Supporting the Arts in Western Massachusetts and Beyond

July 7, 2008

Berlioz, "Les Troyens" Part II, Acts III - V

Tanglewood, Lenox
by Colleen Moynihan

This grand masterpiece by Hector Berlioz, composed in the mid-19th
century, was conceived as a counter to the acclaim being awarded to
Berlioz's competitor, Wagner. Les Troyens, enduring a century of
struggle to be known by concert goers, proves it does meet the standard
of a grand masterpiece. Requiring 7 hours to do the complete work, Part
II has historically been the most performed.

This performance by the Tanglewood ensemble was exciting, lush, filled
with both vocal and instrumental moments of brilliance. Berlioz's genius
as an orchestrator was reinforced by a tight yet flexible interpretation
by Maestro Levine and the Boston Symphony Orchestra which gave the lyrical lines of the opera a
positive tension. The chorus and individual vocalists added to the
vibrancy of the overall performance.

A rousing opening chorus set the tone for the work. Queen Dido's (Anne
Sofie von Otter, mezzo-soprano) opening aria was full of passion and
foreboding. Von Otter maintained this exciting tone throughout her three
plus hour performance. Aeneas (Marcus Haddock, tenor) was well matched
in tone, control and mastery of phrase.
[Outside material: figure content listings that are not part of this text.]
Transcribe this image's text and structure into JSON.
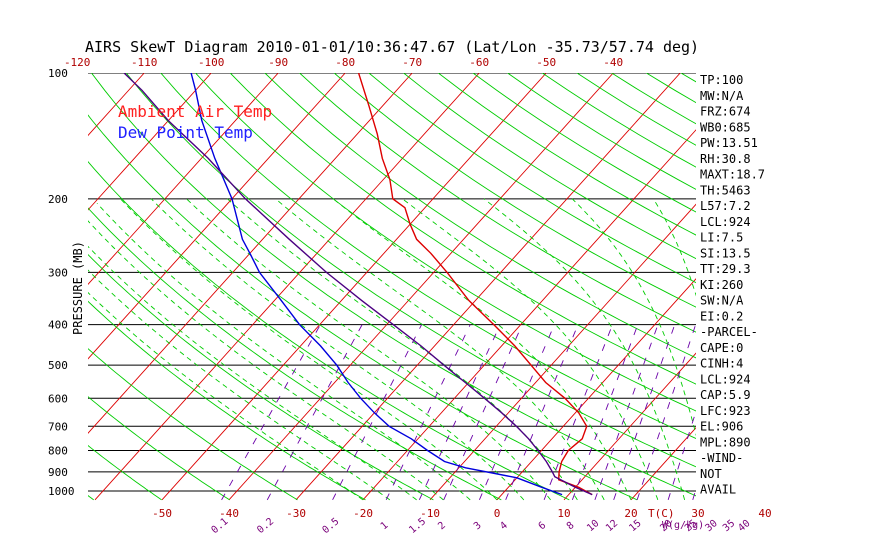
{
  "chart_data": {
    "type": "line",
    "title": "AIRS SkewT Diagram 2010-01-01/10:36:47.67 (Lat/Lon -35.73/57.74 deg)",
    "ylabel": "PRESSURE (MB)",
    "x_unit_label": "T(C)",
    "mixing_ratio_unit_label": "W(g/kg)",
    "y_scale": "log",
    "ylim": [
      1050,
      100
    ],
    "pressure_ticks": [
      100,
      200,
      300,
      400,
      500,
      600,
      700,
      800,
      900,
      1000
    ],
    "top_temp_ticks": [
      -120,
      -110,
      -100,
      -90,
      -80,
      -70,
      -60,
      -50,
      -40
    ],
    "bottom_temp_ticks": [
      -50,
      -40,
      -30,
      -20,
      -10,
      0,
      10,
      20,
      30,
      40
    ],
    "mixing_ratio_ticks": [
      "0.1",
      "0.2",
      "0.5",
      "1",
      "1.5",
      "2",
      "3",
      "4",
      "6",
      "8",
      "10",
      "12",
      "15",
      "20",
      "25",
      "30",
      "35",
      "40"
    ],
    "legend": [
      {
        "name": "Ambient Air Temp",
        "color": "#ff2020"
      },
      {
        "name": "Dew Point Temp",
        "color": "#2020ff"
      }
    ],
    "series": [
      {
        "name": "Ambient Air Temp",
        "color": "#dd0000",
        "points": [
          {
            "p": 1020,
            "t": 13.5
          },
          {
            "p": 980,
            "t": 10.5
          },
          {
            "p": 940,
            "t": 6.5
          },
          {
            "p": 900,
            "t": 5.5
          },
          {
            "p": 850,
            "t": 4.5
          },
          {
            "p": 800,
            "t": 4.0
          },
          {
            "p": 750,
            "t": 4.5
          },
          {
            "p": 700,
            "t": 3.5
          },
          {
            "p": 650,
            "t": 0.5
          },
          {
            "p": 600,
            "t": -3.5
          },
          {
            "p": 550,
            "t": -8.5
          },
          {
            "p": 500,
            "t": -13
          },
          {
            "p": 450,
            "t": -18
          },
          {
            "p": 400,
            "t": -24
          },
          {
            "p": 350,
            "t": -31
          },
          {
            "p": 300,
            "t": -38
          },
          {
            "p": 270,
            "t": -43
          },
          {
            "p": 250,
            "t": -47
          },
          {
            "p": 230,
            "t": -50
          },
          {
            "p": 210,
            "t": -53
          },
          {
            "p": 200,
            "t": -56
          },
          {
            "p": 180,
            "t": -59
          },
          {
            "p": 160,
            "t": -63
          },
          {
            "p": 140,
            "t": -67
          },
          {
            "p": 120,
            "t": -72
          },
          {
            "p": 100,
            "t": -78
          }
        ]
      },
      {
        "name": "Dew Point Temp",
        "color": "#0000dd",
        "points": [
          {
            "p": 1020,
            "t": 9
          },
          {
            "p": 980,
            "t": 5
          },
          {
            "p": 930,
            "t": 0
          },
          {
            "p": 880,
            "t": -9
          },
          {
            "p": 850,
            "t": -13
          },
          {
            "p": 800,
            "t": -17
          },
          {
            "p": 750,
            "t": -21
          },
          {
            "p": 700,
            "t": -26
          },
          {
            "p": 650,
            "t": -30
          },
          {
            "p": 600,
            "t": -34
          },
          {
            "p": 550,
            "t": -38
          },
          {
            "p": 500,
            "t": -42
          },
          {
            "p": 450,
            "t": -47
          },
          {
            "p": 400,
            "t": -53
          },
          {
            "p": 350,
            "t": -59
          },
          {
            "p": 300,
            "t": -66
          },
          {
            "p": 270,
            "t": -70
          },
          {
            "p": 250,
            "t": -73
          },
          {
            "p": 200,
            "t": -80
          },
          {
            "p": 160,
            "t": -88
          },
          {
            "p": 130,
            "t": -95
          },
          {
            "p": 110,
            "t": -100
          },
          {
            "p": 100,
            "t": -103
          }
        ]
      },
      {
        "name": "Parcel",
        "color": "#4b0082",
        "points": [
          {
            "p": 1020,
            "t": 13.5
          },
          {
            "p": 980,
            "t": 10
          },
          {
            "p": 924,
            "t": 5.5
          },
          {
            "p": 900,
            "t": 4.5
          },
          {
            "p": 850,
            "t": 2.2
          },
          {
            "p": 800,
            "t": -0.5
          },
          {
            "p": 750,
            "t": -3.5
          },
          {
            "p": 700,
            "t": -7
          },
          {
            "p": 650,
            "t": -11
          },
          {
            "p": 600,
            "t": -15.5
          },
          {
            "p": 550,
            "t": -20.5
          },
          {
            "p": 500,
            "t": -26
          },
          {
            "p": 450,
            "t": -32
          },
          {
            "p": 400,
            "t": -39
          },
          {
            "p": 350,
            "t": -47
          },
          {
            "p": 300,
            "t": -56
          },
          {
            "p": 250,
            "t": -66
          },
          {
            "p": 200,
            "t": -78
          },
          {
            "p": 160,
            "t": -89
          },
          {
            "p": 130,
            "t": -100
          },
          {
            "p": 110,
            "t": -108
          },
          {
            "p": 100,
            "t": -113
          }
        ]
      }
    ],
    "stats": [
      "TP:100",
      "MW:N/A",
      "FRZ:674",
      "WB0:685",
      "PW:13.51",
      "RH:30.8",
      "MAXT:18.7",
      "TH:5463",
      "L57:7.2",
      "LCL:924",
      "LI:7.5",
      "SI:13.5",
      "TT:29.3",
      "KI:260",
      "SW:N/A",
      "EI:0.2",
      "-PARCEL-",
      "CAPE:0",
      "CINH:4",
      "LCL:924",
      "CAP:5.9",
      "LFC:923",
      "EL:906",
      "MPL:890",
      "-WIND-",
      "NOT",
      "AVAIL"
    ],
    "colors": {
      "isotherm": "#dd0000",
      "dry_adiabat": "#00cc00",
      "moist_adiabat": "#00cc00",
      "mixing_ratio": "#6a00a8",
      "isobar": "#000000"
    }
  }
}
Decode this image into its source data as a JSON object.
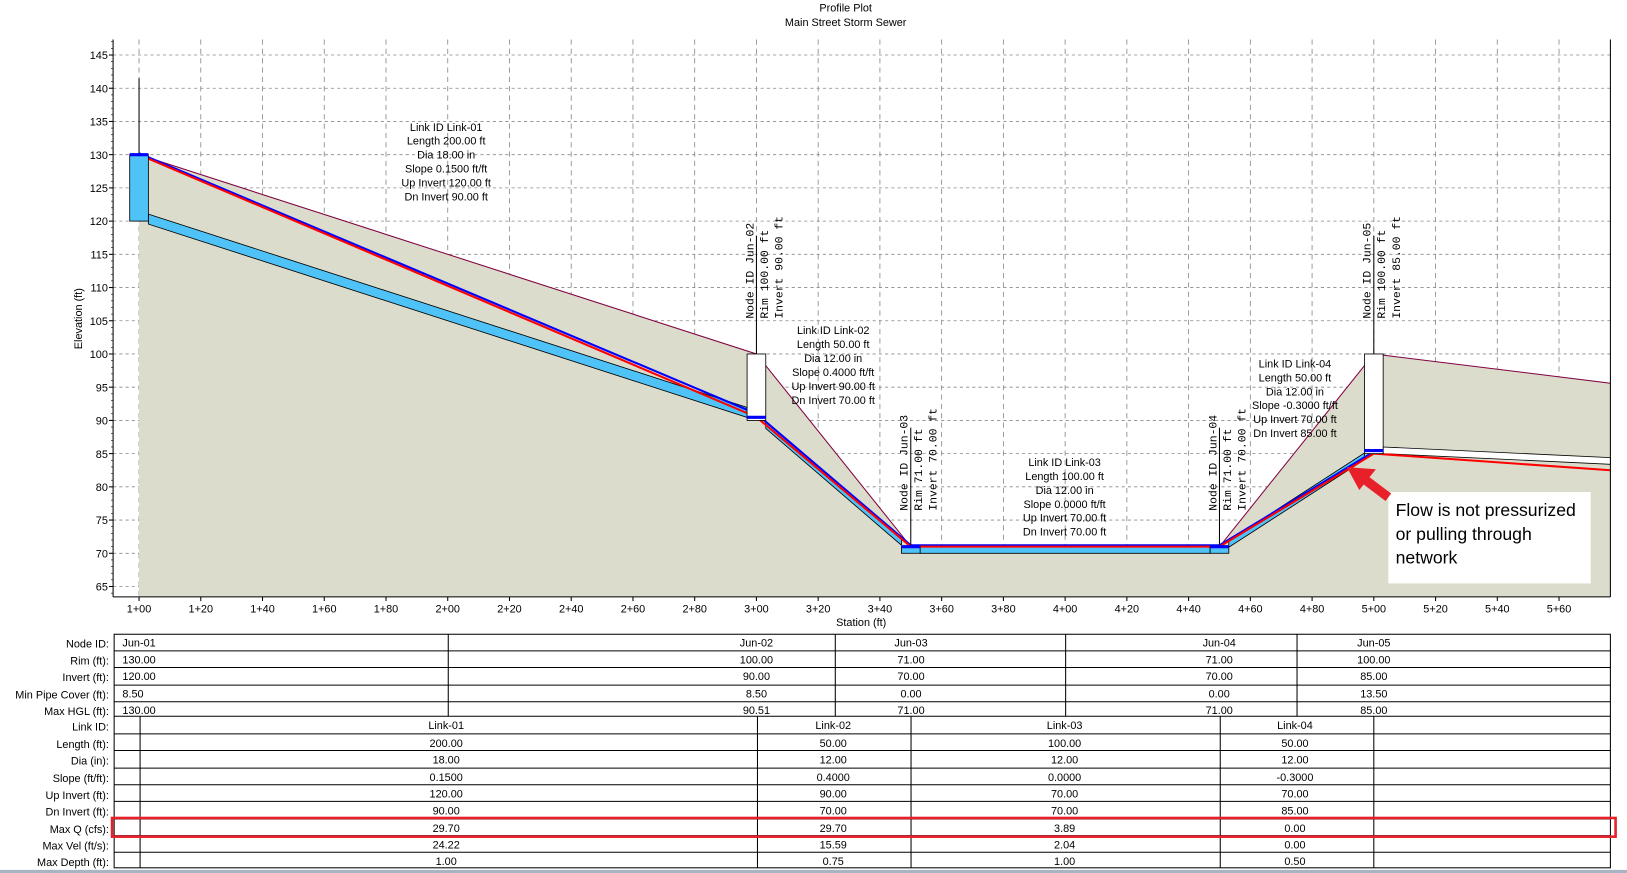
{
  "chart_data": {
    "type": "line",
    "title": "Profile Plot",
    "subtitle": "Main Street Storm Sewer",
    "xlabel": "Station (ft)",
    "ylabel": "Elevation (ft)",
    "xlim_ft": [
      92,
      577
    ],
    "ylim": [
      63.4,
      147.8
    ],
    "grid": true,
    "y_ticks": [
      65,
      70,
      75,
      80,
      85,
      90,
      95,
      100,
      105,
      110,
      115,
      120,
      125,
      130,
      135,
      140,
      145
    ],
    "x_ticks": [
      {
        "ft": 100,
        "label": "1+00"
      },
      {
        "ft": 120,
        "label": "1+20"
      },
      {
        "ft": 140,
        "label": "1+40"
      },
      {
        "ft": 160,
        "label": "1+60"
      },
      {
        "ft": 180,
        "label": "1+80"
      },
      {
        "ft": 200,
        "label": "2+00"
      },
      {
        "ft": 220,
        "label": "2+20"
      },
      {
        "ft": 240,
        "label": "2+40"
      },
      {
        "ft": 260,
        "label": "2+60"
      },
      {
        "ft": 280,
        "label": "2+80"
      },
      {
        "ft": 300,
        "label": "3+00"
      },
      {
        "ft": 320,
        "label": "3+20"
      },
      {
        "ft": 340,
        "label": "3+40"
      },
      {
        "ft": 360,
        "label": "3+60"
      },
      {
        "ft": 380,
        "label": "3+80"
      },
      {
        "ft": 400,
        "label": "4+00"
      },
      {
        "ft": 420,
        "label": "4+20"
      },
      {
        "ft": 440,
        "label": "4+40"
      },
      {
        "ft": 460,
        "label": "4+60"
      },
      {
        "ft": 480,
        "label": "4+80"
      },
      {
        "ft": 500,
        "label": "5+00"
      },
      {
        "ft": 520,
        "label": "5+20"
      },
      {
        "ft": 540,
        "label": "5+40"
      },
      {
        "ft": 560,
        "label": "5+60"
      }
    ],
    "ground": [
      [
        100,
        130
      ],
      [
        300,
        100
      ],
      [
        350,
        71
      ],
      [
        450,
        71
      ],
      [
        500,
        100
      ],
      [
        577,
        95.6
      ]
    ],
    "hgl": [
      [
        100,
        130
      ],
      [
        300,
        90.5
      ],
      [
        350,
        71
      ],
      [
        450,
        71
      ],
      [
        500,
        85
      ],
      [
        577,
        82.5
      ]
    ],
    "egl": [
      [
        100,
        130.2
      ],
      [
        300,
        91
      ],
      [
        350,
        71.2
      ],
      [
        450,
        71.2
      ],
      [
        500,
        85.3
      ]
    ],
    "outlet_pipe": {
      "from": [
        500,
        85
      ],
      "to": [
        577,
        83.4
      ],
      "dia_ft": 1
    },
    "nodes": [
      {
        "id": "Jun-01",
        "station": 100,
        "rim": 130,
        "invert": 120,
        "full": true,
        "label_lines": []
      },
      {
        "id": "Jun-02",
        "station": 300,
        "rim": 100,
        "invert": 90,
        "full": false,
        "label_lines": [
          "Node ID Jun-02",
          "Rim 100.00 ft",
          "Invert 90.00 ft"
        ]
      },
      {
        "id": "Jun-03",
        "station": 350,
        "rim": 71,
        "invert": 70,
        "full": true,
        "label_lines": [
          "Node ID Jun-03",
          "Rim 71.00 ft",
          "Invert 70.00 ft"
        ]
      },
      {
        "id": "Jun-04",
        "station": 450,
        "rim": 71,
        "invert": 70,
        "full": true,
        "label_lines": [
          "Node ID Jun-04",
          "Rim 71.00 ft",
          "Invert 70.00 ft"
        ]
      },
      {
        "id": "Jun-05",
        "station": 500,
        "rim": 100,
        "invert": 85,
        "full": false,
        "label_lines": [
          "Node ID Jun-05",
          "Rim 100.00 ft",
          "Invert 85.00 ft"
        ]
      }
    ],
    "links": [
      {
        "id": "Link-01",
        "from": 100,
        "to": 300,
        "up_inv": 120,
        "dn_inv": 90,
        "dia_ft": 1.5,
        "label_lines": [
          "Link ID Link-01",
          "Length 200.00 ft",
          "Dia 18.00 in",
          "Slope 0.1500 ft/ft",
          "Up Invert 120.00 ft",
          "Dn Invert 90.00 ft"
        ]
      },
      {
        "id": "Link-02",
        "from": 300,
        "to": 350,
        "up_inv": 90,
        "dn_inv": 70,
        "dia_ft": 1,
        "label_lines": [
          "Link ID Link-02",
          "Length 50.00 ft",
          "Dia 12.00 in",
          "Slope 0.4000 ft/ft",
          "Up Invert 90.00 ft",
          "Dn Invert 70.00 ft"
        ]
      },
      {
        "id": "Link-03",
        "from": 350,
        "to": 450,
        "up_inv": 70,
        "dn_inv": 70,
        "dia_ft": 1,
        "label_lines": [
          "Link ID Link-03",
          "Length 100.00 ft",
          "Dia 12.00 in",
          "Slope 0.0000 ft/ft",
          "Up Invert 70.00 ft",
          "Dn Invert 70.00 ft"
        ]
      },
      {
        "id": "Link-04",
        "from": 450,
        "to": 500,
        "up_inv": 70,
        "dn_inv": 85,
        "dia_ft": 1,
        "label_lines": [
          "Link ID Link-04",
          "Length 50.00 ft",
          "Dia 12.00 in",
          "Slope -0.3000 ft/ft",
          "Up Invert 70.00 ft",
          "Dn Invert 85.00 ft"
        ]
      }
    ],
    "annotation": {
      "lines": [
        "Flow is not pressurized",
        "or pulling through",
        "network"
      ],
      "color": "#e8202a"
    }
  },
  "table": {
    "node_labels": [
      "Node ID:",
      "Rim (ft):",
      "Invert (ft):",
      "Min Pipe Cover (ft):",
      "Max HGL (ft):"
    ],
    "node_rows": [
      [
        "Jun-01",
        "Jun-02",
        "Jun-03",
        "Jun-04",
        "Jun-05"
      ],
      [
        "130.00",
        "100.00",
        "71.00",
        "71.00",
        "100.00"
      ],
      [
        "120.00",
        "90.00",
        "70.00",
        "70.00",
        "85.00"
      ],
      [
        "8.50",
        "8.50",
        "0.00",
        "0.00",
        "13.50"
      ],
      [
        "130.00",
        "90.51",
        "71.00",
        "71.00",
        "85.00"
      ]
    ],
    "link_labels": [
      "Link ID:",
      "Length (ft):",
      "Dia (in):",
      "Slope (ft/ft):",
      "Up Invert (ft):",
      "Dn Invert (ft):",
      "Max Q (cfs):",
      "Max Vel (ft/s):",
      "Max Depth (ft):"
    ],
    "link_rows": [
      [
        "Link-01",
        "Link-02",
        "Link-03",
        "Link-04"
      ],
      [
        "200.00",
        "50.00",
        "100.00",
        "50.00"
      ],
      [
        "18.00",
        "12.00",
        "12.00",
        "12.00"
      ],
      [
        "0.1500",
        "0.4000",
        "0.0000",
        "-0.3000"
      ],
      [
        "120.00",
        "90.00",
        "70.00",
        "70.00"
      ],
      [
        "90.00",
        "70.00",
        "70.00",
        "85.00"
      ],
      [
        "29.70",
        "29.70",
        "3.89",
        "0.00"
      ],
      [
        "24.22",
        "15.59",
        "2.04",
        "0.00"
      ],
      [
        "1.00",
        "0.75",
        "1.00",
        "0.50"
      ]
    ],
    "highlight_row": "Max Q (cfs):"
  },
  "colors": {
    "ground": "#dcdccc",
    "ground_line": "#800040",
    "pipe": "#4fc3f7",
    "hgl": "#ff0000",
    "egl": "#0000ff",
    "highlight": "#e8202a"
  }
}
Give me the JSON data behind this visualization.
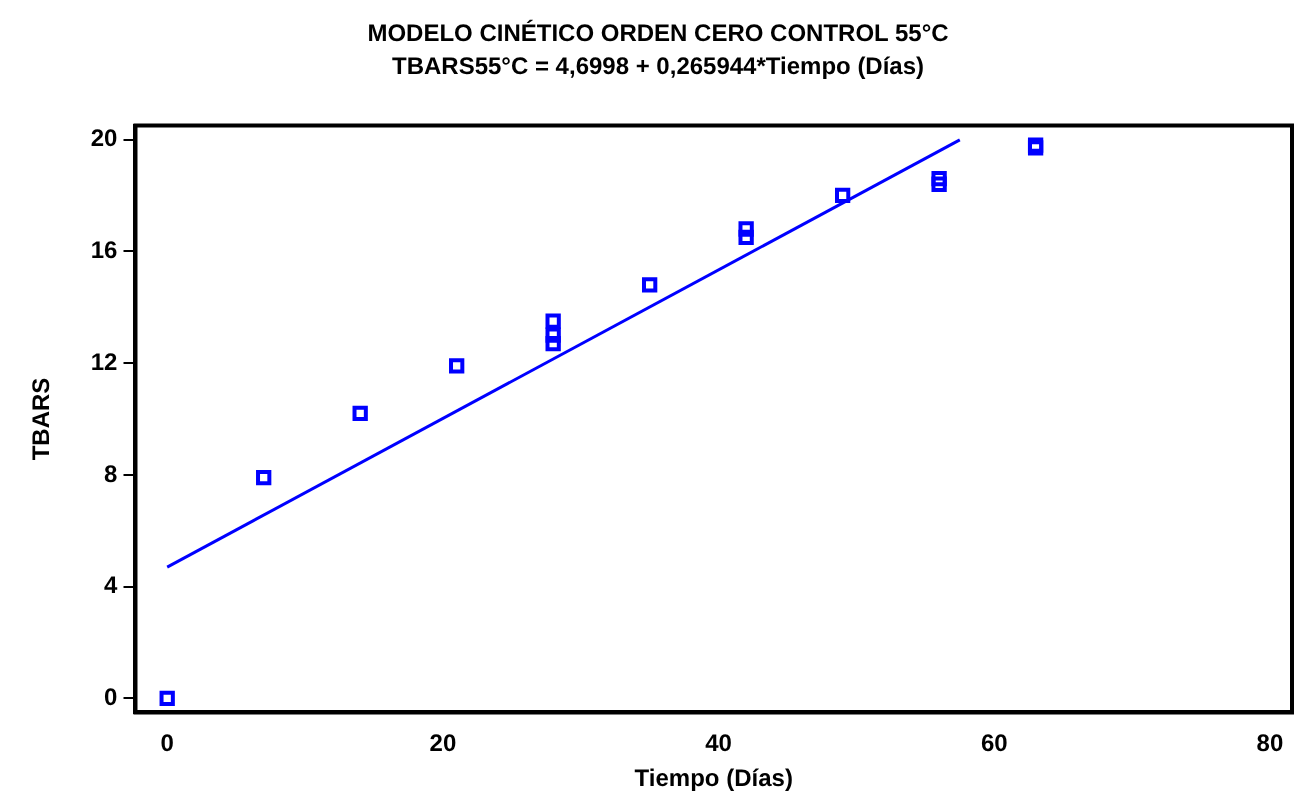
{
  "chart_data": {
    "type": "scatter",
    "title": "MODELO CINÉTICO ORDEN CERO CONTROL 55°C",
    "subtitle": "TBARS55°C = 4,6998 + 0,265944*Tiempo (Días)",
    "xlabel": "Tiempo (Días)",
    "ylabel": "TBARS",
    "x": [
      0,
      7,
      14,
      21,
      28,
      28,
      28,
      35,
      42,
      42,
      49,
      56,
      56,
      63,
      63
    ],
    "series": [
      {
        "type": "scatter",
        "color": "#0000ff",
        "marker": "square",
        "values": [
          0,
          7.9,
          10.2,
          11.9,
          13.5,
          13.0,
          12.7,
          14.8,
          16.5,
          16.8,
          18.0,
          18.4,
          18.6,
          19.7,
          19.8
        ]
      },
      {
        "type": "line",
        "color": "#0000ff",
        "x": [
          0,
          57.5
        ],
        "values": [
          4.7,
          19.99
        ],
        "marker": "none",
        "line_style": "solid"
      }
    ],
    "xlim": [
      -2.3,
      81.6
    ],
    "xticks": [
      0,
      20,
      40,
      60,
      80
    ],
    "ylim": [
      -0.5,
      20.5
    ],
    "yticks": [
      0,
      4,
      8,
      12,
      16,
      20
    ],
    "grid": false,
    "legend": false
  }
}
The solos as well as the duets
had energy and lustiness based on technical mastery.

The performance was diluted slightly in Act 4, Scene 2. The secondary
leads (Christin-Marie Hill, mezzo and Kristinn Sigmundsson, bass) and
their respective solos and duet were a bit lackluster and in some instances
demonstrated less control of lower ranges . The appearance of these
individuals in subsequent scenes was decidedly improved as the vocals
were more comfortably placed.

Act 4, Scene 1, was completely instrumental. This showcased Berlioz's
talent as a composer and skill as an orchestrator. The
orchestra obligingly gave their all in this counterpoint of reeds and
brass, full voiced strings showcasing the flowing, lyrical themes of the

Heroic tenor arias, soaring soprano vocals, lush, lyrical passages,
simple flowing lines and texturally complex voicing for both vocalists
and instrumentalists marked a musical experience that reinforced
Berlioz's goal of creating a grand masterpiece. First played in the
United States in 1955, it is time to "play it again and again"!